A second key finding in the article by Cheung and colleagues (8) comes from the analysis of the effect exerted by PIK3R1 and PIK3R2 mutations on PI3K signaling. Based on the current knowledge of p85's role in controlling p110 activation, it is not unexpected that most PIK3R1 and PIK3R2 mutations are gain-of-function and work by removing the inhibitory control of p85 over p110; however, one specific PIK3R1 mutant, E160*, unexpectedly uncovers a different mechanism that leads to constitutive PI3K activation.
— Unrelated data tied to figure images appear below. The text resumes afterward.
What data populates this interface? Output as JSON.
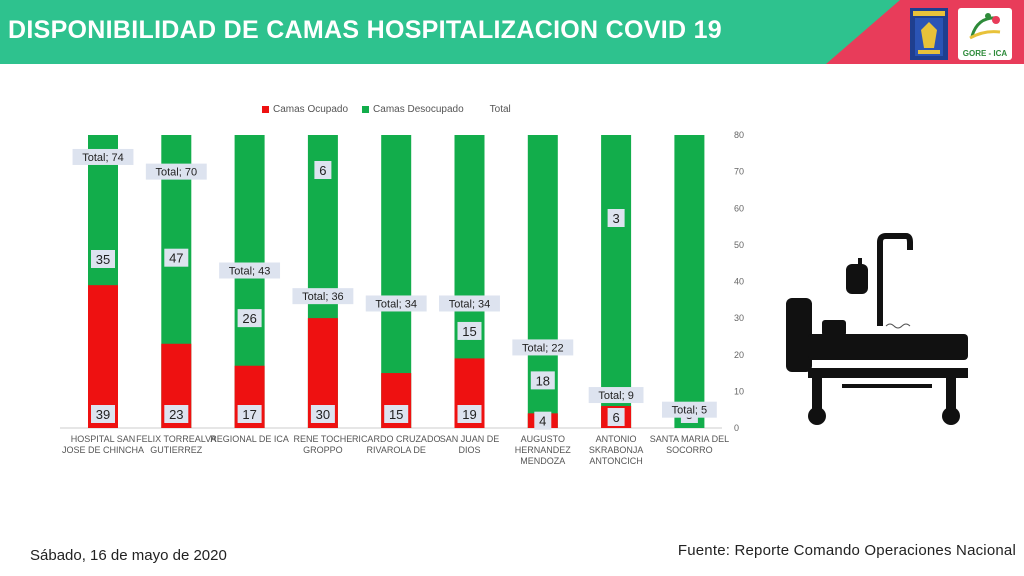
{
  "header": {
    "title": "DISPONIBILIDAD DE CAMAS HOSPITALIZACION COVID 19",
    "logo_text": "GORE - ICA",
    "bg_color": "#2ec28e",
    "accent_color": "#e83c5a"
  },
  "footer": {
    "date": "Sábado, 16 de mayo de 2020",
    "source": "Fuente: Reporte Comando Operaciones Nacional"
  },
  "chart_data": {
    "type": "bar",
    "stacked": true,
    "categories": [
      "HOSPITAL SAN JOSE DE CHINCHA",
      "FELIX TORREALVA GUTIERREZ",
      "REGIONAL DE ICA",
      "RENE TOCHE GROPPO",
      "RICARDO CRUZADO RIVAROLA DE",
      "SAN JUAN DE DIOS",
      "AUGUSTO HERNANDEZ MENDOZA",
      "ANTONIO SKRABONJA ANTONCICH",
      "SANTA MARIA DEL SOCORRO"
    ],
    "series": [
      {
        "name": "Camas Ocupado",
        "color": "#ee1111",
        "values": [
          39,
          23,
          17,
          30,
          15,
          19,
          4,
          6,
          0
        ]
      },
      {
        "name": "Camas Desocupado",
        "color": "#12ad4b",
        "values": [
          35,
          47,
          26,
          6,
          19,
          15,
          18,
          3,
          5
        ]
      }
    ],
    "ocupado_labels": [
      "39",
      "23",
      "17",
      "30",
      "15",
      "19",
      "4",
      "6",
      ""
    ],
    "desocupado_labels": [
      "35",
      "47",
      "26",
      "6",
      "",
      "15",
      "18",
      "3",
      "5"
    ],
    "total_legend": "Total",
    "totals": [
      "Total; 74",
      "Total; 70",
      "Total; 43",
      "Total; 36",
      "Total; 34",
      "Total; 34",
      "Total; 22",
      "Total; 9",
      "Total; 5"
    ],
    "total_values": [
      74,
      70,
      43,
      36,
      34,
      34,
      22,
      9,
      5
    ],
    "ylim": [
      0,
      80
    ],
    "yticks": [
      "0",
      "10",
      "20",
      "30",
      "40",
      "50",
      "60",
      "70",
      "80"
    ],
    "ytick_values": [
      0,
      10,
      20,
      30,
      40,
      50,
      60,
      70,
      80
    ],
    "axis_position": "right",
    "bar_background": "green-to-top",
    "legend": "top",
    "icon": "hospital-bed-icon"
  }
}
It was previously shown that p85α interacts with and increases PTEN activity (10). Cheung and colleagues (8) now show that expression of wild-type p85α, but not p85β, increases PTEN protein levels through stabilization. Expression of the p85α E160* truncation mutant, which cannot bind PTEN, leads instead to reduced levels of PTEN protein due to increased ubiquitination and degradation. It appears that p85α binds PTEN as a homodimer, and binding of the mutant p85α to the wild-type protein impairs the ability of the dimer to interact with and protect PTEN.
Although these data, combined with the finding of PIK3R1 mutations, may contribute one additional mechanism explaining loss of PTEN protein in PTEN wild-type or heterozygous tumors, more stringent validation is now necessary using in vivo models to convincingly prove that p85α protects PTEN from proteasomal degradation in a physiologically relevant system. For example, it would be interesting to reevaluate the data presented by Luo and colleagues (11) showing that loss of one Pik3r1 allele increases the number of intestinal polyps but decreases prostate cell proliferation, and has no effect on T-cell hyperproliferation in Pten+/− mice, by comparing the levels of Pten protein in these different tissues showing opposite behavior. Along the same lines, it is important to point out that the levels of Pten protein do not seem to change in the liver of 6-month-old conditional Pik3r1 mutants (12).
Disclosure of Potential Conflicts of Interest
No potential conflicts of interest were disclosed.